The Asia Securities Industry and Financial Markets Association (ASIFMA), which represents banks in Asia, has been holding separate discussions with the Hong Kong Monetary Authority (HKMA) and the Monetary Authority of Singapore (MAS) about potential regulatory changes that would allow more derivatives trading in the two cities, reports Reuters.

Asia typically makes up less than 10% of the global over-the-counter derivatives market, with London serving as a large booking centre for Asian trading. But banks are now considering whether more Asian trades should be booked locally because UK and European regulations –  and Brexit – are making the UK a less appealing hub for Asian derivatives.

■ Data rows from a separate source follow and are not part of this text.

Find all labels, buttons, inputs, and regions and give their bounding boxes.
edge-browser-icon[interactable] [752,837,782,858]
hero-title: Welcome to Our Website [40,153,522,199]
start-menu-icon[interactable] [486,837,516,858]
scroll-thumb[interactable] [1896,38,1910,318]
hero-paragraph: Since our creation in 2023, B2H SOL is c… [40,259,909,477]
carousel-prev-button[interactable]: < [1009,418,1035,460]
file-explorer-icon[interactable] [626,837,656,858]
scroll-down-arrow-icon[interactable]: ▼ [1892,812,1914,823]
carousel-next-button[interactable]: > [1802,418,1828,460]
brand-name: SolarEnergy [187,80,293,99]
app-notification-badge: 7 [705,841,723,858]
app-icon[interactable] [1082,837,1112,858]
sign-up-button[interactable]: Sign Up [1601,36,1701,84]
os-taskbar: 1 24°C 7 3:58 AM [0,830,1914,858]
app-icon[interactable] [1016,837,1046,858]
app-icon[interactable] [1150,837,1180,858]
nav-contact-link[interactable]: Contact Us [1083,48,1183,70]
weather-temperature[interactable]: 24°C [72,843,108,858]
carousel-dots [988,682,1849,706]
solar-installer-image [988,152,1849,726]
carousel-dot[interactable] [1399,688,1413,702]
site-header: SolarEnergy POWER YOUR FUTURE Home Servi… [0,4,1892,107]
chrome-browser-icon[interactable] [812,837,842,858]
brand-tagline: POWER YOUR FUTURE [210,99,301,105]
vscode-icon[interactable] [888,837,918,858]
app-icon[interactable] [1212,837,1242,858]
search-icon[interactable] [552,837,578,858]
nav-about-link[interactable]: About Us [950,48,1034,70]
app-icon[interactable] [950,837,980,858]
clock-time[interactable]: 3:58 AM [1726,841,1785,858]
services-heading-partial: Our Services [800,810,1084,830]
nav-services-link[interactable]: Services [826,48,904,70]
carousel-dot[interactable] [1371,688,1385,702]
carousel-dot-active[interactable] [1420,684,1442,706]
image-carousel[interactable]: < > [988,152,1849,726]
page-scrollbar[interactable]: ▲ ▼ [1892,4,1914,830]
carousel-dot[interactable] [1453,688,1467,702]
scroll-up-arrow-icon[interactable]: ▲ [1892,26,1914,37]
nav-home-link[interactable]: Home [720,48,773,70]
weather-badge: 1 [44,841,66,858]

More banking jobs would be created in Singapore and Hong Kong if derivatives work does end up moving there, say recruiters. While some of these roles would be in sales and trading, the majority would be jobs assisting “the trade booking process”, says former derivatives trader Matt Hoyle, who now runs a Hong Kong search firm.

“It could well be hundreds of extra jobs in the actual banks, but when you add third-party consultants and contractors, then more than 1,000 positions isn’t unthinkable. I don’t think we’re talking about 5,000 or 10,000 new jobs, though,” he adds.

Technology recruitment would also rise. “There would certainly be significantly increased spend on both front and back-end tech at banks in Asia,” says Warwick Pearmund, associate director of emerging technologies at Pure Search in Hong Kong.

The banks most likely to hire if derivatives business moves to Asia include J.P. Morgan, Morgan Stanley, Citi, Bank of America, Standard Chartered and HSBC, says Hoyle.

Meanwhile, the HKMA and MAS would themselves need to staff up. “At the moment I don’t think the HKMA has enough people to oversee more derivatives business,” says a Hong Kong headhunter. “Hong Kong and Singapore are unsophisticated derivatives markets compared with London. Both banks and regulators risk being overwhelmed if they don’t get the right talent on board.”

Hiring for any derivatives jobs boom will mean “bringing in more expats”, says the headhunter. “We haven’t had an influx of them here since the 1990s and early 2000s, but this could trigger another one because the derivatives talent pool is too small here,” he adds. “Banks will use expats to train up more locals over the longer term.”

London, which has a large pool of professionals with expertise in managing and processing banks’ trading books, is the most likely source of new staff.